Azure AI Vision
While you can train your own machine learning models for computer vision, the architecture for computer vision models can be complex; and you require significant volumes of training images and compute power to perform the training process.
Microsoft’s Azure AI Vision service provides prebuilt and customizable computer vision models that are based on the Florence foundation model and provide various powerful capabilities. With Azure AI Vision, you can create sophisticated computer vision solutions quickly and easily; taking advantage of “off-the-shelf” functionality for many common computer vision scenarios, while retaining the ability to create custom models using your own images.

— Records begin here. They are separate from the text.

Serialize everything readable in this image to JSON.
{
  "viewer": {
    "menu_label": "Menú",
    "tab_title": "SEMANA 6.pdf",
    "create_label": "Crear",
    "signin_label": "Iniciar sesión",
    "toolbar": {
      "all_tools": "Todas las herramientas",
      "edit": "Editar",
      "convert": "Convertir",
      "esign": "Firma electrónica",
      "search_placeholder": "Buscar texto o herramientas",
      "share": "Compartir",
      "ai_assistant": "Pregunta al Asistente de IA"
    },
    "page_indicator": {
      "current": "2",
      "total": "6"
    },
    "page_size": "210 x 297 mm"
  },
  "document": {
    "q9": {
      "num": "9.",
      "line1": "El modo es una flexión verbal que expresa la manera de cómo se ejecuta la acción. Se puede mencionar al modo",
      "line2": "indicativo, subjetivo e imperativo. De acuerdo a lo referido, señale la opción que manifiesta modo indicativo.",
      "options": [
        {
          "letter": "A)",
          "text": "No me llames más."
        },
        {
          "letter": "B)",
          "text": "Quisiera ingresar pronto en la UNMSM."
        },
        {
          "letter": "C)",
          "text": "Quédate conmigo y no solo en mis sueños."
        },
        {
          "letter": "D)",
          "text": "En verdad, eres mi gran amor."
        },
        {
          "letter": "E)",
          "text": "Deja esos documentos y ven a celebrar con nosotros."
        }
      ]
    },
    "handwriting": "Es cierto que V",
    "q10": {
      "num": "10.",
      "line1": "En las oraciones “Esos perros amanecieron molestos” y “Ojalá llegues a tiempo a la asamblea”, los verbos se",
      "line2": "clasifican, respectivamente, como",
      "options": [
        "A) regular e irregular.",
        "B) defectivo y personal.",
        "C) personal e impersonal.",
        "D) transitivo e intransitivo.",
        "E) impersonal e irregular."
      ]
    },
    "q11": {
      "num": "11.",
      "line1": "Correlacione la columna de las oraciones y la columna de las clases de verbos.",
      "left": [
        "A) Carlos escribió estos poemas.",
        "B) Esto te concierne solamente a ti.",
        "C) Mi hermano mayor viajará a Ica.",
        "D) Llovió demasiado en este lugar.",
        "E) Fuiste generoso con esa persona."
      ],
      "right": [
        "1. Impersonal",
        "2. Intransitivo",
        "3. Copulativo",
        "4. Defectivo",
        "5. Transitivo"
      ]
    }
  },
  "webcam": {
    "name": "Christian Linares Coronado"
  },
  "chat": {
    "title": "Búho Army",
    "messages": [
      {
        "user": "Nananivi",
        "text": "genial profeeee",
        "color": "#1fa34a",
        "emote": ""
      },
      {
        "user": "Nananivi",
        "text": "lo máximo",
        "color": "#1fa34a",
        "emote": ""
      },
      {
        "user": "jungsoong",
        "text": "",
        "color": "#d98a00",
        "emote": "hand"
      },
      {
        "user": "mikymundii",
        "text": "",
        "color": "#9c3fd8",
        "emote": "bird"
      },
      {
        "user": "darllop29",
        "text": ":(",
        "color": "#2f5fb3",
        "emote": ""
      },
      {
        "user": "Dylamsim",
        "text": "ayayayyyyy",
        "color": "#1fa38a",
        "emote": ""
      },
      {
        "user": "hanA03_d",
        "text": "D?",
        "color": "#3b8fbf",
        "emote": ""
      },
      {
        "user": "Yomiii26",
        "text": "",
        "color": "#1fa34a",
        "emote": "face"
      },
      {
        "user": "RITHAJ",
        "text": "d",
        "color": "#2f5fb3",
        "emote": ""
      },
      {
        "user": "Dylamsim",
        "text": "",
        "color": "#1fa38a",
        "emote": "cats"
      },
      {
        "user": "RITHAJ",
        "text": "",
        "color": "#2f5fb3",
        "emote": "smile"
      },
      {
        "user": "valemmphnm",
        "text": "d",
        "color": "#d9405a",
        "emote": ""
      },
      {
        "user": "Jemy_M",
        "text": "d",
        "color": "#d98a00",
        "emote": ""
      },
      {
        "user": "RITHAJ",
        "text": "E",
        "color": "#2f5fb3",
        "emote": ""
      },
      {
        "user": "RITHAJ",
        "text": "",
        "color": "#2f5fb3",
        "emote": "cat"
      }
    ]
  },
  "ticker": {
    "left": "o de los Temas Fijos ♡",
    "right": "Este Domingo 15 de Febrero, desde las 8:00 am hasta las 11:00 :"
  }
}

Azure resources for Azure AI Vision service
To use Azure AI Vision, you need to create a resource for it in your Azure subscription. You can use either of the following resource types:
- Azure AI Vision: A specific resource for the Azure AI Vision service. Use this resource type if you don’t intend to use any other Azure AI services, or if you want to track utilization and costs for your Azure AI Vision resource separately.
- Azure AI services: A general resource that includes Azure AI Vision along with many other Azure AI services; such as Azure AI Language, Azure AI Custom Vision, Azure AI Translator, and others. Use this resource type if you plan to use multiple AI services and want to simplify administration and development.
Analyzing images with the Azure AI Vision service
After you’ve created a suitable resource in your subscription, you can submit images to the Azure AI Vision service to perform a wide range of analytical tasks.
Azure AI Vision supports multiple image analysis capabilities, including:
- Optical character recognition (OCR) – extracting text from images.
- Generating captions and descriptions of images.
- Detection of thousands of common objects in images.
- Tagging visual features in images
These tasks, and more, can be performed in Azure AI Vision Studio.
Optical character recognition
Azure AI Vision service can use optical character recognition (OCR) capabilities to detect text in images. For example, consider the following image of a nutrition label on a product in a grocery store:
The Azure AI Vision service can analyze this image and extract the following text:
Nutrition Facts Amount Per Serving
Serving size:1 bar (40g)
Serving Per Package: 4
Total Fat 13g
Saturated Fat 1.5g
Amount Per Serving
Trans Fat 0g
calories 190
Cholesterol 0mg
ories from Fat 110
Sodium 20mg
ntDaily Values are based on
Vitamin A 50
calorie diet